Mindestens so wichtig wie die richtige Temperatur ist bei der Weinlagerung die Abwesenheit von Temperaturschwankungen. Häufige Temperaturschwankungen um mehrere Grad Celsius sind Gift für einen Wein. Ideal ist eine absolut konstante Temperatur. Schwankt die Temperatur im Jahresrhythmus mit den Jahreszeiten, ist das nicht schlimm. Ein Naturkeller (also ein nicht technisch klimatisierter Keller) schwankt um die Jahresdurchschnittstemperatur der Region. Je tiefer der Keller im Boden liegt, desto geringer ist diese jährliche Temperaturamplitude, erst in rund 12 – 15 m Tiefe ist die Bodentemperatur das ganze Jahr über konstant und entspricht exakt der Jahresdurchschnittstemperatur am Boden. In Mitteleuropa beträgt die jährliche Temperaturschwankung in 2 m Tiefe schon 13°C. Schädlich für den Wein wird es, wenn die Temperatur mit dem wöchentlichen Wetter oder schlimmstenfalls täglich mit Tag und Nacht schwankt. Aber warum ist das so? Hier kommt die Physik ins Spiel. Während sich Feststoffe wie Glas nur sehr wenig mit der Temperatur ausdehnen, ist die Wärmeausdehnung von Flüssigkeiten viel grösser. Noch stärker wollen sich Gase mit der Temperatur ausdehnen, aber anders als Flüssigkeiten sind sie kompressibel – sperrt man sie ein, steigt mit der Temperatur der Druck, weil sie sich nicht ausdehnen können. In einer Weinflasche teilen sich 750 ml Wein und etwa 3 bis 6 ml Gas den Raum. Bei einer Erwärmung um 10°C steigt der Druck in einer Weinflasche durch die Wärmeausdehnung der Flüssigkeit um einige bar an. Da Korken nicht diffusionsdicht sind und Druckunterschiede die Diffusion beschleunigen, wird mit jeder signifikanten Temperaturerhöhung vermehrt Wasser- und Ethanoldampf aus der Flasche herausgedrückt, und mit sinkenden Temperaturen Luft in die Flasche hineingesogen. Passiert das in 20 Jahren 20 Mal, ist der Effekt vernachlässigbar, passiert das aber 1000 oder 5000 Mal, ist der Effekt gravierend.

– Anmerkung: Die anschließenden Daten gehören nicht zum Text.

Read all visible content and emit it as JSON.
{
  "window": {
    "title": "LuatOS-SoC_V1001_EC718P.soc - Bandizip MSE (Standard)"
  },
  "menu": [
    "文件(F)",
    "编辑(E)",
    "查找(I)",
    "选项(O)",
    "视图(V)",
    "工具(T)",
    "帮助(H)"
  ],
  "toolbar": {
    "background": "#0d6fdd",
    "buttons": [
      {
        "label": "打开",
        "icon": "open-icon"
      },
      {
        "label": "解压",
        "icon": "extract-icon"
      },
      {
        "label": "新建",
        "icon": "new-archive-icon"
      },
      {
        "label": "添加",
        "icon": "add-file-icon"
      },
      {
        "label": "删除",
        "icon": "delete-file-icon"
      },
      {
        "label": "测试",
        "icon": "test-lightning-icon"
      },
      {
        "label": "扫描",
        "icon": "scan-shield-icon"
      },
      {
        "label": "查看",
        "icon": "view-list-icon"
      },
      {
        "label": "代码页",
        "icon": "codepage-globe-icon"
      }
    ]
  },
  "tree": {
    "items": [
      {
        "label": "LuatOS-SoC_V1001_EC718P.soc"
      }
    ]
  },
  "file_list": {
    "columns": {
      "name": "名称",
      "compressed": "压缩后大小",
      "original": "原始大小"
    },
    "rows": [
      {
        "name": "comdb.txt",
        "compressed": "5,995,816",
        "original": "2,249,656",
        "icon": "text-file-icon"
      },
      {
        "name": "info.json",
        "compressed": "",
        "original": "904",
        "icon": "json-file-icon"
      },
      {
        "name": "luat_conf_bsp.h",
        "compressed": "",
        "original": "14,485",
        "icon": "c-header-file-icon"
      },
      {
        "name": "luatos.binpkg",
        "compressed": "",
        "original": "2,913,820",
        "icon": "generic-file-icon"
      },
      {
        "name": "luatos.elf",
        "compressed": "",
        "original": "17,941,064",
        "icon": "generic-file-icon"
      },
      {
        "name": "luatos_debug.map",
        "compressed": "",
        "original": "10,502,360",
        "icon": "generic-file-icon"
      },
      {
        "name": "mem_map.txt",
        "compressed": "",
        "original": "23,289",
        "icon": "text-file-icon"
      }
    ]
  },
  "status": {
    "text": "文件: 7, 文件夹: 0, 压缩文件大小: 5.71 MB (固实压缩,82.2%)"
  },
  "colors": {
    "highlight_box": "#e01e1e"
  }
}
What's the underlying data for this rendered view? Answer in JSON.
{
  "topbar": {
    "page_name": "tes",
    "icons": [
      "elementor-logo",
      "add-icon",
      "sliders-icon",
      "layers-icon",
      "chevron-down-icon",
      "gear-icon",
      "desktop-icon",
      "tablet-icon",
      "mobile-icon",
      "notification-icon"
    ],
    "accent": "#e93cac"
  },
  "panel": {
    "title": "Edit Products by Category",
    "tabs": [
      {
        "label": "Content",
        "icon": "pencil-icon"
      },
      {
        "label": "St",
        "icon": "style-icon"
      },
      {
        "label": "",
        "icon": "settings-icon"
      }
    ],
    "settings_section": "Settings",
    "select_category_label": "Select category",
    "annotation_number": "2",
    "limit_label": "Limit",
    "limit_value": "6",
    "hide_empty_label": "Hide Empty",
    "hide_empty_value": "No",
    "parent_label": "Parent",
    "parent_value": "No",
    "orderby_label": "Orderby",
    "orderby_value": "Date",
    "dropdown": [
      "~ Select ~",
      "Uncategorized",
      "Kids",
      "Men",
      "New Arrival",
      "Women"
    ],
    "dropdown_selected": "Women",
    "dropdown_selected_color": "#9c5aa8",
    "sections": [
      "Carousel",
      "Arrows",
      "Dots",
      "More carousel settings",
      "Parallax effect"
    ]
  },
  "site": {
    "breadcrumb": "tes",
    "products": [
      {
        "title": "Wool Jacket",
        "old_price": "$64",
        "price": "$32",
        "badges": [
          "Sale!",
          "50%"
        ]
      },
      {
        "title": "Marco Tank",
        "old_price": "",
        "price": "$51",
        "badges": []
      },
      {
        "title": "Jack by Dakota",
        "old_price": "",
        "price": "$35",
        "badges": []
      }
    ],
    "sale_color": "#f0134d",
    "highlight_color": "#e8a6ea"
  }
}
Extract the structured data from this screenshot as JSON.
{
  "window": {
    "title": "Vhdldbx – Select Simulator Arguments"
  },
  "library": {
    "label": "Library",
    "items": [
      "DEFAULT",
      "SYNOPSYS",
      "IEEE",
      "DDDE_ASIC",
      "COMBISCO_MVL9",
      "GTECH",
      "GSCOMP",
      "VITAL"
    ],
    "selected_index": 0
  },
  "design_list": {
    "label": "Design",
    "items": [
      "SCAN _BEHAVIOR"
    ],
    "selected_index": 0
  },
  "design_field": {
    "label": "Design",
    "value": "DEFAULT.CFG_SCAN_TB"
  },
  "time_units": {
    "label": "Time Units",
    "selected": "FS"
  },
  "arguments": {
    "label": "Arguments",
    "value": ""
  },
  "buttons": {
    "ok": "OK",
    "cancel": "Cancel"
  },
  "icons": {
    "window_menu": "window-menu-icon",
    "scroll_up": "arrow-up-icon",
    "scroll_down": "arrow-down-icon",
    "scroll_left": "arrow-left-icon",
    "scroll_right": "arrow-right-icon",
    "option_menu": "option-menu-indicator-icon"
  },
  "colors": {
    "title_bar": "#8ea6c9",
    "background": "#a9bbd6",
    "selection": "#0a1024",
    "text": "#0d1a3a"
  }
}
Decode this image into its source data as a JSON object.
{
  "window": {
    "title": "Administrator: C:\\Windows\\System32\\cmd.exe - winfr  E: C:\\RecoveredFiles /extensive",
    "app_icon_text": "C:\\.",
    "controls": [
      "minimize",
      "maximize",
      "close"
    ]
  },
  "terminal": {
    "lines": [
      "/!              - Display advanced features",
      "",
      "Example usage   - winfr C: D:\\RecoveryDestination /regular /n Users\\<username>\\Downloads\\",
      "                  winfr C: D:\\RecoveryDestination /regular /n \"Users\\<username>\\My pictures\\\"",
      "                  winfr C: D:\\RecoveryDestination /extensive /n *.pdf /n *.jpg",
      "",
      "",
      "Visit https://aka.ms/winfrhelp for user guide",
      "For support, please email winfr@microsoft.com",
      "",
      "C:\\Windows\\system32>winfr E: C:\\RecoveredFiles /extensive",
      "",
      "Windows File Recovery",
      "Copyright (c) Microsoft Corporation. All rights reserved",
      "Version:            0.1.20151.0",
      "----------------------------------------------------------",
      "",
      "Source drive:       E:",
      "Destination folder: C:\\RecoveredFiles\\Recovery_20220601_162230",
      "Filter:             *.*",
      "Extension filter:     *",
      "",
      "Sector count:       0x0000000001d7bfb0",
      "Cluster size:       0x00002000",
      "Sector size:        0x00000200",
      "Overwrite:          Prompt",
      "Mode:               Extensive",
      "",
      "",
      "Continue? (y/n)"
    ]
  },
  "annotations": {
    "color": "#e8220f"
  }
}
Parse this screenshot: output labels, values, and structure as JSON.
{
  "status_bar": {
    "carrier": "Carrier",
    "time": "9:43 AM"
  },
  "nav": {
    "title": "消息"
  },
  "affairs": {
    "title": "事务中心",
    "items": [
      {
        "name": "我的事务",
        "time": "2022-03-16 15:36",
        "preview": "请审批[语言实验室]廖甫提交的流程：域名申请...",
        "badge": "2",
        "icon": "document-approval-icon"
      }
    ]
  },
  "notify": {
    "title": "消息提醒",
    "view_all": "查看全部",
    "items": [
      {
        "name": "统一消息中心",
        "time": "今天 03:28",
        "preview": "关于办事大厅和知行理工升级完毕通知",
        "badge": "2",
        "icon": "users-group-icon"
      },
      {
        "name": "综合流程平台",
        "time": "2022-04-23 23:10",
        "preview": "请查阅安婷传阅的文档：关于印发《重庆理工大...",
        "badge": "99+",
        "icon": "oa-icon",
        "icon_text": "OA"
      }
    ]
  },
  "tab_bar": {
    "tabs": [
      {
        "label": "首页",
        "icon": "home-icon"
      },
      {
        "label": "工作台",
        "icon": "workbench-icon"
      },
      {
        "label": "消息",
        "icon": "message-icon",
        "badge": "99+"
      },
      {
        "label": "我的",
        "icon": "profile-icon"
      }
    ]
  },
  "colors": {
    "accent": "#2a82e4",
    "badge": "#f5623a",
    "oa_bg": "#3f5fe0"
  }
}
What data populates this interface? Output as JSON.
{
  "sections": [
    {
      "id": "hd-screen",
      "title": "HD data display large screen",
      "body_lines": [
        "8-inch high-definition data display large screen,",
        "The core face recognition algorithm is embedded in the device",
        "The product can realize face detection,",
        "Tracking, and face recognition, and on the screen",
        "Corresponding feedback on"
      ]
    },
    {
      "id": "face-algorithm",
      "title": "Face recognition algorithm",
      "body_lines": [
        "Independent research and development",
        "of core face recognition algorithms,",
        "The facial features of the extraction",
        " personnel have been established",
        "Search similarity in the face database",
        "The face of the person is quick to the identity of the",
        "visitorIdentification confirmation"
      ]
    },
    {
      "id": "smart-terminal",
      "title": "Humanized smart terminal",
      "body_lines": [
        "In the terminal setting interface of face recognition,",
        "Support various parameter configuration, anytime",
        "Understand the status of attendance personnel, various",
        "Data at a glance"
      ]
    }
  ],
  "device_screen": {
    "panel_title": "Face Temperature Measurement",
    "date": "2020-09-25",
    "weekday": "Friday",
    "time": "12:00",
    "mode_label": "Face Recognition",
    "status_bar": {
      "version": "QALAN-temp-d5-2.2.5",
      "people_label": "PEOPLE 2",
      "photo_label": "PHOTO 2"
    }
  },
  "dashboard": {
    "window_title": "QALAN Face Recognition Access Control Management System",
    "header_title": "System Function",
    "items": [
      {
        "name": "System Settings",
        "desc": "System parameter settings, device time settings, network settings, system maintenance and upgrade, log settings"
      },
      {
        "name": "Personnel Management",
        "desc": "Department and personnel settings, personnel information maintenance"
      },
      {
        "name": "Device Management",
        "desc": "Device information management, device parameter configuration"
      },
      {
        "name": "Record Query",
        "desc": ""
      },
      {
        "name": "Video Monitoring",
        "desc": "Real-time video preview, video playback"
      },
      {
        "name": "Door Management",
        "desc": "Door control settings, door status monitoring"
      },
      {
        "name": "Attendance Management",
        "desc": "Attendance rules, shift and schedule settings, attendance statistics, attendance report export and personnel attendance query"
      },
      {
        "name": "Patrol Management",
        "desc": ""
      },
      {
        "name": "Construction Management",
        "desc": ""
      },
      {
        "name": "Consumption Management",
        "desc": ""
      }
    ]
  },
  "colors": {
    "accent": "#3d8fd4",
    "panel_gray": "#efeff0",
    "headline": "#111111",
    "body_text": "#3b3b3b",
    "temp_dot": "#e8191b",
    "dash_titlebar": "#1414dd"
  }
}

Die Luftfeuchte während der Weinlagerung ist wichtig

Auch zu trocken sollte die Luft im Weinkeller nicht sein. Dafür gibt es zwei Gründe. Erstens kann Wasserdampf langsam und in geringen Mengen durch den Korken diffundieren. Wie schnell das passiert, hängt auch von dem Konzentrationsgefälle des Wasserdampfs über die Diffusionsbarriere, also zwischen Innen- und Aussenseite des Korkens ab. So wie Wäsche in trockener Luft schneller trocknet, so verliert eine Weinflasche mehr Wasser, wenn es aussen trockener ist. Noch wichtiger ist der zweite Effekt von trockener Luft: Die Barriereeigenschaften von Kork hängen sehr stark von seinem Feuchtigkeitsgehalt ab. Trocknet ein Korken aus, wird er für alle Gase sehr viel durchlässiger als ein feuchter Kork. Während auf der Innenseite der Wein dafür sorgt, dass der Korken dort feucht bleibt, hilft eine hohe Luftfeuchtigkeit von der Aussenseite, dass der Korken nicht austrocknet und in der Folge nicht für Sauerstoff durchlässiger wird.